The publication earned Regardie the enmity of surviving Golden Dawn members who considered him an oath-breaker; his own assessment was that preservation outweighed secrecy. The book subsequently became the single most important publication in the history of modern Western magic — the reason the Golden Dawn system survived World War II and propagated through Wicca, Thelema, and the late-twentieth-century occult publishing world. Academic scholars of Western esotericism, including Wouter Hanegraaff and Egil Asprem, treat it as foundational primary source material. Its standing inside contemporary ceremonial magic orders is essentially universal.
Contents
Introduction
The Knowledge Lectures (Outer Order)
Neophyte Ritual (0°=0°)
Zelator Ritual (1°=10°)
Theoricus Ritual (2°=9°)
Practicus Ritual (3°=8°)
Philosophus Ritual (4°=7°)
The Portal Ritual
Adeptus Minor Ritual (5°=6°)
The Book of the Concourse of the Forces
The Flying Rolls
Reception
The single most important publication in the history of modern Western magic — Regardie's decision to publish the rituals despite initiation-oath objections is the reason the Golden Dawn system survived World War II and propagated through Wicca, ceremonial-magic revivals, and the late-20th-century occult publishing world. Mary K. Greer's biographies of Yeats's Golden Dawn period and Pat and Christopher Zalewski's reconstructions of the rituals are downstream of Regardie. Inside academic study of Western esotericism (Wouter Hanegraaff, Egil Asprem) the Golden Dawn material is foundational data. The book's standing inside contemporary magical orders is essentially universal.
Frequently asked
What is The Golden Dawn by Israel Regardie?

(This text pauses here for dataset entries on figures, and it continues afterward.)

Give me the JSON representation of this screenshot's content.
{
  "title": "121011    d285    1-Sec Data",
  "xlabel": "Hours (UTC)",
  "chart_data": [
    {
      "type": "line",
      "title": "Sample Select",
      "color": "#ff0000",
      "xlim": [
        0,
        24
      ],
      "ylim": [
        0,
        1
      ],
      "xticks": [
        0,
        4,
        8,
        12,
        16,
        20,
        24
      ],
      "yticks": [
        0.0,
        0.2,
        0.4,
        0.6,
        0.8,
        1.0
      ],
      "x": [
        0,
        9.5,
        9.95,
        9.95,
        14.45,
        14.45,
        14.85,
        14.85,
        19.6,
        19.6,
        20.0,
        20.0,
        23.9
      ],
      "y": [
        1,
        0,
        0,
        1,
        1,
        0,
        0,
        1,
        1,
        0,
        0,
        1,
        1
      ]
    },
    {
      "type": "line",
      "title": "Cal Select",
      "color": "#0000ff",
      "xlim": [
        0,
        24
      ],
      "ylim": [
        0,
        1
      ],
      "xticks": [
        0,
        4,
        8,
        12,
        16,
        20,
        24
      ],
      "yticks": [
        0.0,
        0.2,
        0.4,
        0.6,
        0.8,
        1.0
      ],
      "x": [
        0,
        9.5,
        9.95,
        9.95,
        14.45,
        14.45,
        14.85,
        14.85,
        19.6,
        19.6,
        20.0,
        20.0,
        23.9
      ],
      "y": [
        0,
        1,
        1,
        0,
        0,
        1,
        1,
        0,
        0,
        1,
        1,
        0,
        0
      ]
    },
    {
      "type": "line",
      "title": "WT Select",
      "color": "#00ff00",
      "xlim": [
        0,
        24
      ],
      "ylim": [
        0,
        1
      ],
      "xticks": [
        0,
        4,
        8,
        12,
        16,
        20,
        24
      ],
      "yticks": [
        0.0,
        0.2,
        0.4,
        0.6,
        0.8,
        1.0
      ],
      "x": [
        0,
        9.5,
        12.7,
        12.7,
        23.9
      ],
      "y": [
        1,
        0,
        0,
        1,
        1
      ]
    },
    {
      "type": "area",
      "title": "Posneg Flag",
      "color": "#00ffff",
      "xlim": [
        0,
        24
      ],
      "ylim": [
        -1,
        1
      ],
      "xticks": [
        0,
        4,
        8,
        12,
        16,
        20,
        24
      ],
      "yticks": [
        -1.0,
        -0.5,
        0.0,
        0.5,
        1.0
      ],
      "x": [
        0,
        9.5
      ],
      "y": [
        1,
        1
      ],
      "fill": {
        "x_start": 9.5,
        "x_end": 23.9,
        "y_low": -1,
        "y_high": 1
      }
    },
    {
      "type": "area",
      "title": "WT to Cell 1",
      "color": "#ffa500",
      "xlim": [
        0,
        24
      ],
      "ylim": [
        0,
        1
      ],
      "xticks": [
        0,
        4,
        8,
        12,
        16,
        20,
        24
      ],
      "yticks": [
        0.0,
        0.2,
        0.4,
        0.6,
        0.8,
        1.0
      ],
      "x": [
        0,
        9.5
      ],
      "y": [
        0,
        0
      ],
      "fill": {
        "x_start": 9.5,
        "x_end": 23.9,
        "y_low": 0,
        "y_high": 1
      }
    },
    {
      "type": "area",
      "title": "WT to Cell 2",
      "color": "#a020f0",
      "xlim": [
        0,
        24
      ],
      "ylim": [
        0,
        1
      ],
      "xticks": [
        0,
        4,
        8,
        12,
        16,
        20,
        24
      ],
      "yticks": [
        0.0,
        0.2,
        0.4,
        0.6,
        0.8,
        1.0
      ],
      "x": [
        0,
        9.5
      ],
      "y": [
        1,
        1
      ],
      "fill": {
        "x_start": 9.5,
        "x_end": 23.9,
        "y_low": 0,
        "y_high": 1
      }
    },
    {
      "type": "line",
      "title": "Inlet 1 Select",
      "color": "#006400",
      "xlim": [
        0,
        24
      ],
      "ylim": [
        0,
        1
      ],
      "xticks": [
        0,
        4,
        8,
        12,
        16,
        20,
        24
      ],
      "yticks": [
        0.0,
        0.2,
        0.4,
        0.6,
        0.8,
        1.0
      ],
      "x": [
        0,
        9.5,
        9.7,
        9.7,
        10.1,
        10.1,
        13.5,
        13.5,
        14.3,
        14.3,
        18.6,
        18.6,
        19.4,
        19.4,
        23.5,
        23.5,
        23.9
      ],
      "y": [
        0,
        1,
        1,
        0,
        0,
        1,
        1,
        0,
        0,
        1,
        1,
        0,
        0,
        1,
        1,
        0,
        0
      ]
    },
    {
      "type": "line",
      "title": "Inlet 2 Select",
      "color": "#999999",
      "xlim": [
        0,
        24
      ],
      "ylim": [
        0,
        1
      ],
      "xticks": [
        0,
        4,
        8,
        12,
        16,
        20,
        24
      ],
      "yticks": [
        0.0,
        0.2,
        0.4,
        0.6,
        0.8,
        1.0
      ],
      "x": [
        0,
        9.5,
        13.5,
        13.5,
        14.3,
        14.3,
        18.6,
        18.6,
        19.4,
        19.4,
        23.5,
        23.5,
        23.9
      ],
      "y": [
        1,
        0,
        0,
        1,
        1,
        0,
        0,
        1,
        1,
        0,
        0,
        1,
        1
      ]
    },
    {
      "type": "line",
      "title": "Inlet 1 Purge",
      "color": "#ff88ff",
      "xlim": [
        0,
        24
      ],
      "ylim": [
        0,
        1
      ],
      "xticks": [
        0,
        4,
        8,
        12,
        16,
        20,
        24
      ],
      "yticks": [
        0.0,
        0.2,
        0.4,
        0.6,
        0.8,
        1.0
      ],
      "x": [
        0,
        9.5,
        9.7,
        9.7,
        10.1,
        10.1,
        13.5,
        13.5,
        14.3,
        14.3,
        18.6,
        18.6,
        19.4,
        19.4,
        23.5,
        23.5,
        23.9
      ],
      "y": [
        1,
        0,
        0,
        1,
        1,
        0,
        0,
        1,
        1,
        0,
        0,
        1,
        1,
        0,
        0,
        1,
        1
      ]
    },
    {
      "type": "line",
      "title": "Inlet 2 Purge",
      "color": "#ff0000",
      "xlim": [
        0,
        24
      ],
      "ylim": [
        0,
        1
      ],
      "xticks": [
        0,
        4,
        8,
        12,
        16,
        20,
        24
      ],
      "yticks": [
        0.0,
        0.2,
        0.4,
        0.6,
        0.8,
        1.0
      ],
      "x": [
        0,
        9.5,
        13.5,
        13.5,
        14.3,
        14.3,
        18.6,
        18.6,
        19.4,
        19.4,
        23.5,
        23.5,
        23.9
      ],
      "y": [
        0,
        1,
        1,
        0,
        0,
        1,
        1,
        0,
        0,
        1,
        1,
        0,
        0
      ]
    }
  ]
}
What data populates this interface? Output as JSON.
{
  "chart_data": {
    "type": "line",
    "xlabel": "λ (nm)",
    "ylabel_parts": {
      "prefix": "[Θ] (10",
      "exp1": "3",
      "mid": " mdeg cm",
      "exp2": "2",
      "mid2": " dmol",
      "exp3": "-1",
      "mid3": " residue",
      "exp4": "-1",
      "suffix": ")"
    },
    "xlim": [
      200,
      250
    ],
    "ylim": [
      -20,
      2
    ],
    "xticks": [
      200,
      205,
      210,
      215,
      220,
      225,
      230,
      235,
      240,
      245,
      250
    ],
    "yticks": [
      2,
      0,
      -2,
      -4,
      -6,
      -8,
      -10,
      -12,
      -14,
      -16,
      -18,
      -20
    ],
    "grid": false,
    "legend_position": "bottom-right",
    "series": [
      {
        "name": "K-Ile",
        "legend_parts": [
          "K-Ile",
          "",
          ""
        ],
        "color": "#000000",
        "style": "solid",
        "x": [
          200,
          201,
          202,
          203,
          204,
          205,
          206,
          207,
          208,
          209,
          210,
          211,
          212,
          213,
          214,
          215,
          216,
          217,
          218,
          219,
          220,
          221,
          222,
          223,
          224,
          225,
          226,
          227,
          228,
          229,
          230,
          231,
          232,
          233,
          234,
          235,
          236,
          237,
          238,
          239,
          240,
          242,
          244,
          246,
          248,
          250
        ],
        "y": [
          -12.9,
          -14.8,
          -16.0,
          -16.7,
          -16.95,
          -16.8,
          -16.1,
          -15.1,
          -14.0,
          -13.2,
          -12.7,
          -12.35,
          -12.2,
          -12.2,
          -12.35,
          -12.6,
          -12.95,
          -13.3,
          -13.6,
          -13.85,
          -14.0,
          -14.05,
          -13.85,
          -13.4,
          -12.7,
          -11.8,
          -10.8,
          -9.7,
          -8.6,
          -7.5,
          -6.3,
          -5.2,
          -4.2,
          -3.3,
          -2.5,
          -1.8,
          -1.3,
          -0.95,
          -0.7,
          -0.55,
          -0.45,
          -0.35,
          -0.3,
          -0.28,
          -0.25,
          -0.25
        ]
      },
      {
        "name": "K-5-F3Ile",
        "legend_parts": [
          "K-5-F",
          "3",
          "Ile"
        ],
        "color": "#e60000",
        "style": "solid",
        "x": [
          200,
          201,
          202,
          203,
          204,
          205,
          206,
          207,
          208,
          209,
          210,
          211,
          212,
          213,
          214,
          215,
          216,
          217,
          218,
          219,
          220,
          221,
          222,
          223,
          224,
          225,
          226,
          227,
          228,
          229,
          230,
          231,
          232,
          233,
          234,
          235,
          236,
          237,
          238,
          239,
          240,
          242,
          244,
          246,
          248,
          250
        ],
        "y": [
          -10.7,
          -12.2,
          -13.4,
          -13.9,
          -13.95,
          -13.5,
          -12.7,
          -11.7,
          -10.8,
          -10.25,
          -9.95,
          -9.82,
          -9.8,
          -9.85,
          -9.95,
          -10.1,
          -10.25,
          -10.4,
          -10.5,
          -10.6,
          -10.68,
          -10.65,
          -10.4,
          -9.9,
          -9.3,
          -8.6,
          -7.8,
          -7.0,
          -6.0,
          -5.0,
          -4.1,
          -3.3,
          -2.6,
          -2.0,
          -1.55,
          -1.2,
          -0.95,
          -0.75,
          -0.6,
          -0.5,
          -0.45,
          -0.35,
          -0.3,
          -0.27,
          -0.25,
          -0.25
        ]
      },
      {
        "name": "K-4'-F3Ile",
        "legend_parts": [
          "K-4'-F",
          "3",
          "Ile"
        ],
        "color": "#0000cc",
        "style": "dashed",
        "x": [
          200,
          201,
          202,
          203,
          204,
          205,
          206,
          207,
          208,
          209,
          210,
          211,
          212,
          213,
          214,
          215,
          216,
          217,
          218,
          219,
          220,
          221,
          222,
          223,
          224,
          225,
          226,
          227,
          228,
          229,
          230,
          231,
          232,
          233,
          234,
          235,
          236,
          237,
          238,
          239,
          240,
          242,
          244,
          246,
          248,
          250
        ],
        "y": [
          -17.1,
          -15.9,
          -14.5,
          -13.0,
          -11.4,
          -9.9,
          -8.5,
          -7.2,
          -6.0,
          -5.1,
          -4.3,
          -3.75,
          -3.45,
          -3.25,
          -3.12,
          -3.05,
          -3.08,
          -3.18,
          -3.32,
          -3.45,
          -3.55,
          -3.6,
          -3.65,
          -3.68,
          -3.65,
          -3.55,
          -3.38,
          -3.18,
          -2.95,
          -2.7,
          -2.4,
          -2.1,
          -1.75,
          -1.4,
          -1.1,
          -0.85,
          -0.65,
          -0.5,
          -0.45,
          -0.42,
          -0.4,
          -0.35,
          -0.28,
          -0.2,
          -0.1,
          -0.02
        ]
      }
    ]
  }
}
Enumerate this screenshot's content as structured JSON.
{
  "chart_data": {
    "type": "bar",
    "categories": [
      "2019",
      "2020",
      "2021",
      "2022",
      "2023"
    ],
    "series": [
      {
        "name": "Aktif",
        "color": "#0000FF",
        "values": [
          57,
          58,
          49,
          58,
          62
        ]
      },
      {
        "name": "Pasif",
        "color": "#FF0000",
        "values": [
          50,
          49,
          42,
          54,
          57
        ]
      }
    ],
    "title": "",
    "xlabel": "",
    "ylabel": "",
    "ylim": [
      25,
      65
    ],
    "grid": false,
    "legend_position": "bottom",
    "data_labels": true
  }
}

It is Regardie's 1937–1940 publication of the rituals, knowledge lectures, and instructional documents of the Hermetic Order of the Golden Dawn — the late-Victorian magical society whose members included W.B. Yeats, Aleister Crowley, A.E. Waite, and Dion Fortune. It is the primary source for the Golden Dawn's complete initiatory system.
Why did Israel Regardie publish the secret Golden Dawn rituals?
Regardie argued that the Order's system was too important to be lost to the factional schisms that had fragmented it. He published the materials over MacGregor Mathers's objections, accepting the accusation of oath-breaking on the grounds that preservation outweighed secrecy. Without his publication, the system would likely not have survived World War II.
What does The Golden Dawn contain?
The book preserves the five Outer Order grade rituals (Neophyte through Philosophus), the Portal and Adeptus Minor Inner Order rituals, Knowledge Lectures covering Qabalah, Tarot, geomancy, and astrology, the Enochian magical system, and practical techniques for working with the four elemental magical tools.